We therefore saw the cooking classes as an opportunity to explore and expose students to different cultures through food. In doing so we hoped to inspire students to broaden their awareness of food culture and ideas around health, while simultaneously encouraging them to stay open minded and try cuisines that seemed foreign to them.
In South Africa different types of foods and meals are associated with different groups of people, and certain foods are often considered the diets of some cultures and not others. By exposing students to different foods and cultural ideas we hoped to invite them to cross these cultural stereotypes and boundaries.
We had to work through many ideas at this stage, posing questions such as: Is our line of thinking relevant? Should we expose students to foods and ingredients that they can not buy in their immediate environment and ingredients that they can not afford?
Finally, we decided that it was worthwhile. Exposure to the unfamiliar can assist us in becoming critical thinkers and developing empathy towards other cultures. Most importantly it also allows us to rethink and be critical of cultural stereotypes and fixed definitions of things.
The next big question on our figurative plates was how we were going to fund this exercise.
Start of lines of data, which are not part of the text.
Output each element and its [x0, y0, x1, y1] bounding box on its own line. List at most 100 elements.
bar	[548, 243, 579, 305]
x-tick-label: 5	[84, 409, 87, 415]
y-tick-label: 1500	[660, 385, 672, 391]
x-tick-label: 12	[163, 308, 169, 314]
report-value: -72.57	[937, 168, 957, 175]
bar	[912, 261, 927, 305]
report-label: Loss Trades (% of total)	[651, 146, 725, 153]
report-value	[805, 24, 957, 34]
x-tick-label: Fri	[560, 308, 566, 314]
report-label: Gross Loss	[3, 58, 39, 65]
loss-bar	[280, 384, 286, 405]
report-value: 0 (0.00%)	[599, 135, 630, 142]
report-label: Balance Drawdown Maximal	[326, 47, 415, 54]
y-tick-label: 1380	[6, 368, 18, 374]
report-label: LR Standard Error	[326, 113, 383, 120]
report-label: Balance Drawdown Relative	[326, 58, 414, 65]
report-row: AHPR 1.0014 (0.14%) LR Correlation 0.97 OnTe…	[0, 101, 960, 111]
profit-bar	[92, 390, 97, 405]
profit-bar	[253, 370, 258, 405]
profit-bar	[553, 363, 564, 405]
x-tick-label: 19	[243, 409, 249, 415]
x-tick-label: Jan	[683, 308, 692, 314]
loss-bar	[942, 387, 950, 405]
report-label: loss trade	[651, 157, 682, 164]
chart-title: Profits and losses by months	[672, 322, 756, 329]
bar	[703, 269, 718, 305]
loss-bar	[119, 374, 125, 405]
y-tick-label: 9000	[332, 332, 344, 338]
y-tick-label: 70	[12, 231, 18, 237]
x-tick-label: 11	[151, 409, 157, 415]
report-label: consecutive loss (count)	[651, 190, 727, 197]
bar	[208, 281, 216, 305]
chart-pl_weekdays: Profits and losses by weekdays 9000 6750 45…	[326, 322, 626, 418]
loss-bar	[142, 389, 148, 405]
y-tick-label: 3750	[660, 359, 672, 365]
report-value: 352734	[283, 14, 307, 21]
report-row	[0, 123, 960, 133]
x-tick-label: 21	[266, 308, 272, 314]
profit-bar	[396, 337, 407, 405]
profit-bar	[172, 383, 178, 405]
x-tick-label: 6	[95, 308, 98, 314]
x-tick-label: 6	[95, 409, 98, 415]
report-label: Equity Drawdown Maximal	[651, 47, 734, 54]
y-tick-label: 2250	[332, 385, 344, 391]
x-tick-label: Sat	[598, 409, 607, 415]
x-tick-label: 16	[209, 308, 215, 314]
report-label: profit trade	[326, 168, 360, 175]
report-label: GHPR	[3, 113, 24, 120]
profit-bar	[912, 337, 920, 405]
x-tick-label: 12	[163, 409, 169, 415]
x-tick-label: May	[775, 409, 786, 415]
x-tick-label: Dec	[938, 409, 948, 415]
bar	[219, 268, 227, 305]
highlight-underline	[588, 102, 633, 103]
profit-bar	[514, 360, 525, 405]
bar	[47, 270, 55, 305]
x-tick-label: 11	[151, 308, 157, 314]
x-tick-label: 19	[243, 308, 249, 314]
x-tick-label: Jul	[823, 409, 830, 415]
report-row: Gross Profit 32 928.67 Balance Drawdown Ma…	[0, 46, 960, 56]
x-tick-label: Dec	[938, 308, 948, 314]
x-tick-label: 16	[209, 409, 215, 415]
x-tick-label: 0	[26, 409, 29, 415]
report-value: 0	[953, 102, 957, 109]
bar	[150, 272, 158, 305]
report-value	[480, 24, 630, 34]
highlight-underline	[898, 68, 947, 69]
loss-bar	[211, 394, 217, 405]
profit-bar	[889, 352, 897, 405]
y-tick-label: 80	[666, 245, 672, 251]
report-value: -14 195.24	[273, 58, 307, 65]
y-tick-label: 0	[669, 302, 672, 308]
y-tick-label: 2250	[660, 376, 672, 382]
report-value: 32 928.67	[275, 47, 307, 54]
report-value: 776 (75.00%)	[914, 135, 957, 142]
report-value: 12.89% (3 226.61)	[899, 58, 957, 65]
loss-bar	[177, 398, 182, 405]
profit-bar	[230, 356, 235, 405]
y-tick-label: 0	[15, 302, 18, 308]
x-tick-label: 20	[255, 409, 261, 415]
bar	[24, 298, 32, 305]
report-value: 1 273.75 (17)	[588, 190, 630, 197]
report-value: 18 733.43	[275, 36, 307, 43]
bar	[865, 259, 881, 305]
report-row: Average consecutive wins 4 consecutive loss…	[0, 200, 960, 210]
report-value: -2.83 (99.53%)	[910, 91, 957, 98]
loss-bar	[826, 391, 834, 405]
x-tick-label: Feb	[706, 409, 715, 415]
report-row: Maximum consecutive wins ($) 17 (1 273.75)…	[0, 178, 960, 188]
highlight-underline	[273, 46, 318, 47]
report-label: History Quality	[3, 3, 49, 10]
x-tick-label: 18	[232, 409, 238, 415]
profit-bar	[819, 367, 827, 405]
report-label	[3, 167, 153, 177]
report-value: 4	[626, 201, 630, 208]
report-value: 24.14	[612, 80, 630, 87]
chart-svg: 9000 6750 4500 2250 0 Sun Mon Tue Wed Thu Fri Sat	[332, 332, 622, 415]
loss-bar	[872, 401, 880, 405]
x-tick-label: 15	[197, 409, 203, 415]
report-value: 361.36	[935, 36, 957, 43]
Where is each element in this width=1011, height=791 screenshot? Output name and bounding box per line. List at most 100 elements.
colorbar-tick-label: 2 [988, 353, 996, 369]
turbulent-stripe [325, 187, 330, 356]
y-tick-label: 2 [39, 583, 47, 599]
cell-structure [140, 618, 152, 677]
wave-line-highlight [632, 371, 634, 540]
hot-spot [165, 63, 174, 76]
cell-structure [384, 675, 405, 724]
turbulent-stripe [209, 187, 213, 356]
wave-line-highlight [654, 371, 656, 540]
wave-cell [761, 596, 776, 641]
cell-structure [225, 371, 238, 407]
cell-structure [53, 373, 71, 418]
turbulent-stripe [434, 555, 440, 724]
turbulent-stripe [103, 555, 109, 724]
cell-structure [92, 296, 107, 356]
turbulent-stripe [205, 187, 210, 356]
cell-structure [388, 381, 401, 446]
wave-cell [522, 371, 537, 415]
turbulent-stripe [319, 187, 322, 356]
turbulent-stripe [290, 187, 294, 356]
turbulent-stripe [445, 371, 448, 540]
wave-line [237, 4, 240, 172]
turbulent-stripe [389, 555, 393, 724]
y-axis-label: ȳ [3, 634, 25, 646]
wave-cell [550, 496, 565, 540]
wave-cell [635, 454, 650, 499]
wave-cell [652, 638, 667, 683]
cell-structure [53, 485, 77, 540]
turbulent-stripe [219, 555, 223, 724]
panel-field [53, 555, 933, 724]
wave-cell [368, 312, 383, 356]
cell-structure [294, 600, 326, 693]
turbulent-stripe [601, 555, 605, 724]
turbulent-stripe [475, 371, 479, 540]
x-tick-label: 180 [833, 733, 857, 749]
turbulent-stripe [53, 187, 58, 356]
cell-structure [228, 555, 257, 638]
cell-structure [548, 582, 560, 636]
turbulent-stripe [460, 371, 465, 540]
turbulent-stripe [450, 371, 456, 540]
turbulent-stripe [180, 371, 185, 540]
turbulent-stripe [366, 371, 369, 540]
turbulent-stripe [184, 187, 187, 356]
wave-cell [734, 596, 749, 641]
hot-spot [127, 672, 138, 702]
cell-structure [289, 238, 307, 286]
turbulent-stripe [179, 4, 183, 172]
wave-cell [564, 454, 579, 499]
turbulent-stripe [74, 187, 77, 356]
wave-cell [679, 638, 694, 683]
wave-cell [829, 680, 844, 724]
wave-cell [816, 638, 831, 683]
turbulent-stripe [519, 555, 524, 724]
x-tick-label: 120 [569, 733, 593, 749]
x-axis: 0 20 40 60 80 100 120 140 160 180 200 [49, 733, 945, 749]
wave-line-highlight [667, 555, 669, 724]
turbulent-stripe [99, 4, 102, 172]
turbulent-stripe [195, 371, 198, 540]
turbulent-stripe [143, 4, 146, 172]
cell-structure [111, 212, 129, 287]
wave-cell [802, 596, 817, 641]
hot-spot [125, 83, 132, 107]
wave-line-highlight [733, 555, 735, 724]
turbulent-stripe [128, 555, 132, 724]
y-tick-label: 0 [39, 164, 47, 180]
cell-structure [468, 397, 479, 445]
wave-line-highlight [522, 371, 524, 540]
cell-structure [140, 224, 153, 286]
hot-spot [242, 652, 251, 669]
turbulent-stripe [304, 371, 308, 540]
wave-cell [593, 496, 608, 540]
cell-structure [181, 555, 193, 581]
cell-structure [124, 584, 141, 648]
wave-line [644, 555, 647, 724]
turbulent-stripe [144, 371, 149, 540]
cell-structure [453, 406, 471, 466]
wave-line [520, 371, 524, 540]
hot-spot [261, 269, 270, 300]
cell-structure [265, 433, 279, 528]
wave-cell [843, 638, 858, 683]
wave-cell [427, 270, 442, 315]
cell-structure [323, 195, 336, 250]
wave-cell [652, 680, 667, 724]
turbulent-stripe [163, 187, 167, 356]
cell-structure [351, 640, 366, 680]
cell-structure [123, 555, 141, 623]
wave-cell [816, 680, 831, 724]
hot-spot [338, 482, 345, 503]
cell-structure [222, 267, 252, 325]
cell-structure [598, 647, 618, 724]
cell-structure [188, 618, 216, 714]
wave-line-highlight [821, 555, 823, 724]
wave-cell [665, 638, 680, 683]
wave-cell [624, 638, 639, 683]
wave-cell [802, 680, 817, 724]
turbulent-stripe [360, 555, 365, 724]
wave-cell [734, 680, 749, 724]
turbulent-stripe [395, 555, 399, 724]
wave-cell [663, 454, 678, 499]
Jesper came up with the brilliant plan to do a fundraising charity event. A Yoga and Lunch charity event in Arderne Gardens, Claremont to be precise. After much planning and spreading the word, we were all set to host the event with the 16 Nyanga students.
The event took place on 17 March 2013 and we were overwhelmed by the support we received! Since we were teaching a yoga class, on the menu for the day was Indian food. We used ingredients such as asafetida (a spice) and ghee (clarified butter), which is at the heart of Indian cooking, in all the dishes me made. The food we prepared was inspired by an Indian woman, Sandhya, who has been making food for Western yoga students for many years in the south of India in Mysore, Karnataka.
The food was delicious and all the participants wanted the recipes and another homemade chapati to take home. The chapati ‘team‘ outdid themselves everyone asked for a second helping of chapati.
In the end we raised R6000 to put towards our cooking classes and we are overly delighted and blown away by the support that we have received.
A huge thank you to all the amazing people who supported our Yoga & Lunch fundraising event! Thank you to IkamvaYouth for the opportunity to work with the students, and thank you to the incredible students.